There are $8$ possibilities for $y$, $y=0$ to $y=7$.

If $y=0$, we need to make up $21$ dollars in $2$ dollar coins and $1$ dollar coins. The number of $2$ dollar coins is $0$ to $10$, so there are $11$ possibilities.

If $y=1$, we want to make up $18$ dollars. The number of $2$ dollar coins is $0$ to $9$, so there are $10$ possibilities.

If $y=2$, the same reasoning gives $8$ possibilities.

If $y=3$ we get $7$ possibilities.

For $y=4$ and $y=5$, we get respectively $5$ possibilities and $4$.

For $y=6$ and $y=7$, we get respectively $2$ possibilities and $1$.

Remark: For the specific problem, what is needed is counting that is organized enough to ensure that we do not miss anything, and that we do not double-count.

We can use the same basic reasoning to count the number of solutions of $2x+3y+z=6k$, $6k+1$, $6k+2$, $6k+3$, $6k+4$, and $6k+5$. For each of these we will get an explicit formula in terms of $k$.

• Here I have this kind of question. Could you please help to solve it? Thank you. – Bumblebee Dec 11 '16 at 2:13

Since $x$ , $z$ are non negative integers, possible Value of $y$ are $0,1,2,3,4,5,6,7$ Now take each value of $y$ and solve the diphantine equation. For example

Taking $y=0$,, $2x+z=21$. So for every odd less then or equal to 21 will give a solution.

Since 21 is a small number, making cases will do.

However, for large numbers use the multinomial theorem.

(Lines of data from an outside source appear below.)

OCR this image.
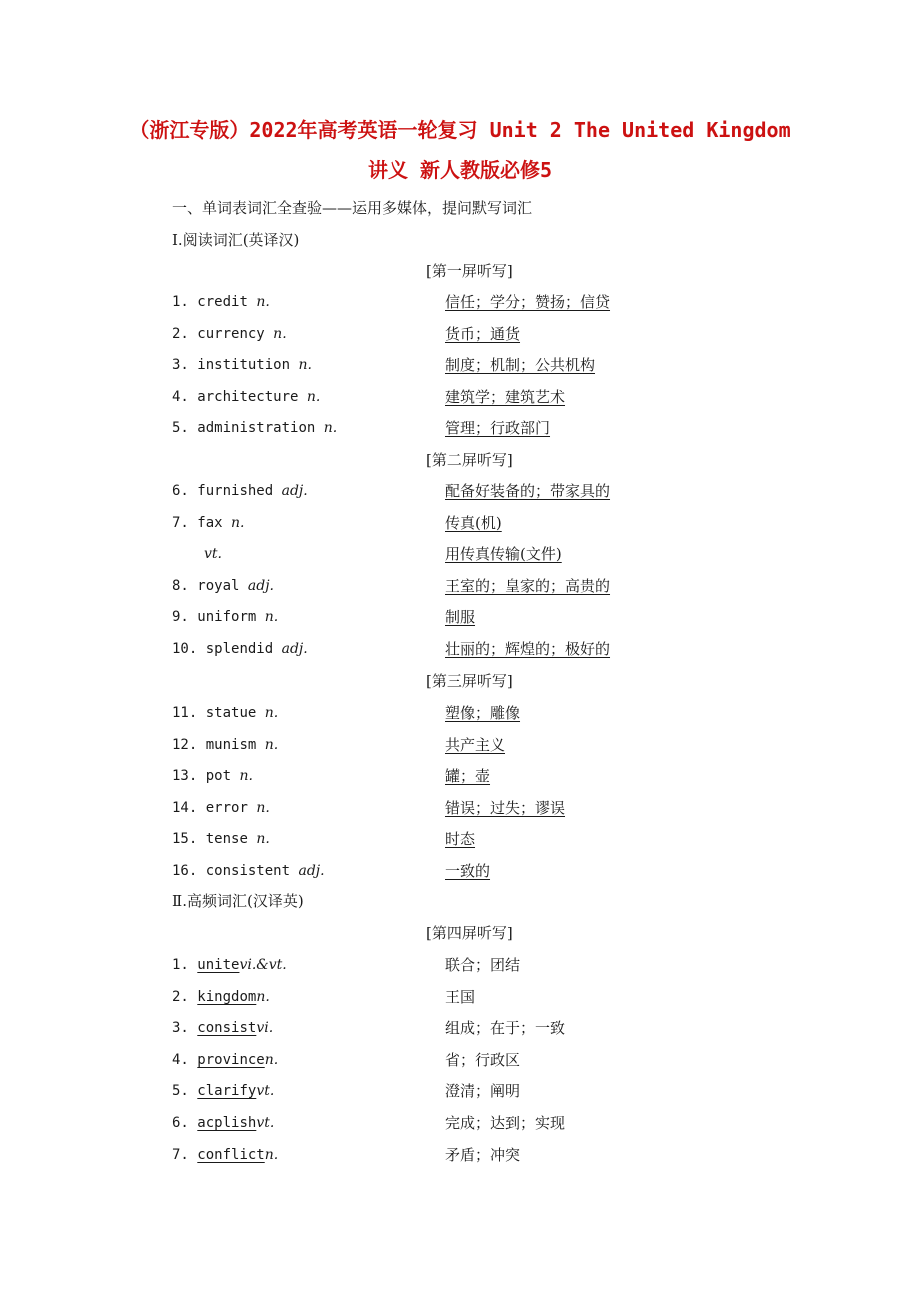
（浙江专版）2022年高考英语一轮复习 Unit 2 The United Kingdom
讲义 新人教版必修5
一、单词表词汇全查验——运用多媒体，提问默写词汇
Ⅰ.阅读词汇(英译汉)
[第一屏听写]
1. credit n.	信任；学分；赞扬；信贷
2. currency n.	货币；通货
3. institution n.	制度；机制；公共机构
4. architecture n.	建筑学；建筑艺术
5. administration n.	管理；行政部门
[第二屏听写]
6. furnished adj.	配备好装备的；带家具的
7. fax n.	传真(机)
vt.	用传真传输(文件)
8. royal adj.	王室的；皇家的；高贵的
9. uniform n.	制服
10. splendid adj.	壮丽的；辉煌的；极好的
[第三屏听写]
11. statue n.	塑像；雕像
12. munism n.	共产主义
13. pot n.	罐；壶
14. error n.	错误；过失；谬误
15. tense n.	时态
16. consistent adj.	一致的
Ⅱ.高频词汇(汉译英)
[第四屏听写]
1. unitevi.&vt.	联合；团结
2. kingdomn.	王国
3. consistvi.	组成；在于；一致
4. provincen.	省；行政区
5. clarifyvt.	澄清；阐明
6. acplishvt.	完成；达到；实现
7. conflictn.	矛盾；冲突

We can look at the number of $(x,y)$ pairs such that $2x+3y\le 21$.

We have:

$$(0,0),(0,1),\dots,(0,7)$$ $$(1,0),\dots,(1,6)$$ $$(2,0),\dots,(2,5)$$ $$\vdots$$ $$(10,0)$$

The maximum $y$ takes the value $\lfloor \frac{21-2x}{3} \rfloor$, i.e.

$$\begin{array} {c|c} x&\lfloor \frac{21-2x}{3} \rfloor\\ \hline 0&7\\ 1&6\\ 2&5\\ 3&5\\ 4&4\\ 5&3\\ 6&3\\ 7&2\\ 8&1\\ 9&1\\ 10&0\\ \hline \sum&37 \end{array}$$

The lists are zero-based, so the final answer is $37+11=48$.